A $b$-coloring of a graph $G$ with $k$ colors is a proper coloring of $G$ using $k$ colors in which each color class contains a color dominating vertex, that is, a vertex which has a neighbor in each of the other color classes. The largest positive integer $k$ for which $G$ has a $b$-coloring using $k$ colors is the $b$-chromatic number $b(G)$ of $G$. The $b$-spectrum $S_b(G)$ of a graph $G$ is the set of positive integers $k$, $\chi(G) \leq k \leq b(G)$, for which $G$ has a $b$-coloring using $k$ colors.
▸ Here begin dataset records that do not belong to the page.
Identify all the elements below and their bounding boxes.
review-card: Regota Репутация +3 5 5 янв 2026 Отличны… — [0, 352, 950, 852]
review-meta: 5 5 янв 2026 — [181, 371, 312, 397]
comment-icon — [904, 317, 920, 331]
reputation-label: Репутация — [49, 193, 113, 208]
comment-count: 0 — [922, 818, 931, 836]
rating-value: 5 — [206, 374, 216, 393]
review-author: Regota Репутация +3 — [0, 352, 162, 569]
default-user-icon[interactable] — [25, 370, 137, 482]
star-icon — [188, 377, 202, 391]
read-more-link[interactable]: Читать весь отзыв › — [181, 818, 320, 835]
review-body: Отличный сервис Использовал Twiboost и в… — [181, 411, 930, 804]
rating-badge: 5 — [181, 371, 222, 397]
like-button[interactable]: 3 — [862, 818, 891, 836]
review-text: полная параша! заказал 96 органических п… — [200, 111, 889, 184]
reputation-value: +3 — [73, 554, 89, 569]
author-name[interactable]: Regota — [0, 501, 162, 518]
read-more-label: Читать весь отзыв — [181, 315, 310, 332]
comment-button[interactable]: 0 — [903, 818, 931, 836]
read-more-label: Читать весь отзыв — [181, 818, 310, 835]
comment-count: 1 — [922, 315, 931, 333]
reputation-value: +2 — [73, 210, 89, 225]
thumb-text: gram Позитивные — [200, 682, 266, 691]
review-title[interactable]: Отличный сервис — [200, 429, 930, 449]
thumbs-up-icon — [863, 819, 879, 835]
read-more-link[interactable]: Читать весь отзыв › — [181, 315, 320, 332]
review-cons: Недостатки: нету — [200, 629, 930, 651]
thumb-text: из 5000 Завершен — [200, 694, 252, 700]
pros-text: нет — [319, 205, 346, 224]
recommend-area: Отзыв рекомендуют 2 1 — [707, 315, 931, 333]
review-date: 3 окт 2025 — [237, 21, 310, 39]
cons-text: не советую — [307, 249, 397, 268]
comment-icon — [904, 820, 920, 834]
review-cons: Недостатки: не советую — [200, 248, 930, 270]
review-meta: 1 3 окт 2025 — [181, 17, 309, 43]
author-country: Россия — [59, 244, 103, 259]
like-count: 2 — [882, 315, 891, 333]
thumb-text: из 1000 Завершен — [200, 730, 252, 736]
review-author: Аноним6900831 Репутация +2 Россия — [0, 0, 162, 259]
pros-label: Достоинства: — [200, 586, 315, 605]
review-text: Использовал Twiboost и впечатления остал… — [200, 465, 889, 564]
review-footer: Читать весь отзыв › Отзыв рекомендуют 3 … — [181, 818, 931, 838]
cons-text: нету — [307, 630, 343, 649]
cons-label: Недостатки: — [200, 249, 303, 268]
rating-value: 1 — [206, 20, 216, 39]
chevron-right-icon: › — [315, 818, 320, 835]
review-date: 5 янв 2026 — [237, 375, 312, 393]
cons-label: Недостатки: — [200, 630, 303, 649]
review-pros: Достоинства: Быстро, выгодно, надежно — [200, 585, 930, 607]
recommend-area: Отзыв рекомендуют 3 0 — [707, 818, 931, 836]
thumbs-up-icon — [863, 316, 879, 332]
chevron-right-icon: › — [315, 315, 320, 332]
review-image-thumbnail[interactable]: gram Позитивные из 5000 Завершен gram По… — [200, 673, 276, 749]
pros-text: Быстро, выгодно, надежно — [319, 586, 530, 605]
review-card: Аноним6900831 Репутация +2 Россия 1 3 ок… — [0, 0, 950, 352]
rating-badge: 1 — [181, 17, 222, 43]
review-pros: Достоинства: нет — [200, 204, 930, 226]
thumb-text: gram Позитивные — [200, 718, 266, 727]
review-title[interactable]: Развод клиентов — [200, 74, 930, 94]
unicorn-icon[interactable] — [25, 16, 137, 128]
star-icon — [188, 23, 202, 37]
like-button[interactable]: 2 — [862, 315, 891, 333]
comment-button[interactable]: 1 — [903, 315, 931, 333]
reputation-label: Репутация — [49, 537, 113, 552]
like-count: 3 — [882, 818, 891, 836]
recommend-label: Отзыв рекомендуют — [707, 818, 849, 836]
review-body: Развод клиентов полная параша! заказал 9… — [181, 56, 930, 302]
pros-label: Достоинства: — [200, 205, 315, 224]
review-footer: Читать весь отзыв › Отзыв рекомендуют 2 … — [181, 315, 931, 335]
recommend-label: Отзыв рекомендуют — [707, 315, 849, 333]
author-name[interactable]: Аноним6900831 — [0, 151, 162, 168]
A graph $G$ is $b$-continuous if $S_b(G) = \{\chi(G), \ldots, b(G)\}$. It is known that for any two graphs $G$ and $H$, $b(G \Box H) \geq \max \{b(G), b(H)\}$, where $\Box$ stands for the Cartesian product. In this paper, we determine some families of graphs $G$ and $H$ for which $b(G \Box H) \geq b(G)+b(H)-1$. Further if $T_i$, $i = 1, 2, \ldots, n$, are trees with $b(T_i) \geq 3$, then $b(T_1 \Box \cdots \Box T_n) \geq \sum_{i=1}^{n} b(T_i)-(n-1)$ and $S_b(T_1 \Box \cdots \Box T_n) \supseteq \{2, \ldots, \sum_{i=1}^n b(T_i)-(n-1)\}$. Also if $b(T_i) = \Delta(T_i)+1$ for each $i$, then $b(T_1 \Box \cdots \Box T_n) = \Delta(T_1 \Box \cdots \Box T_n)+1$, and $T_1 \Box \cdots \Box T_n$ is $b$-continuous.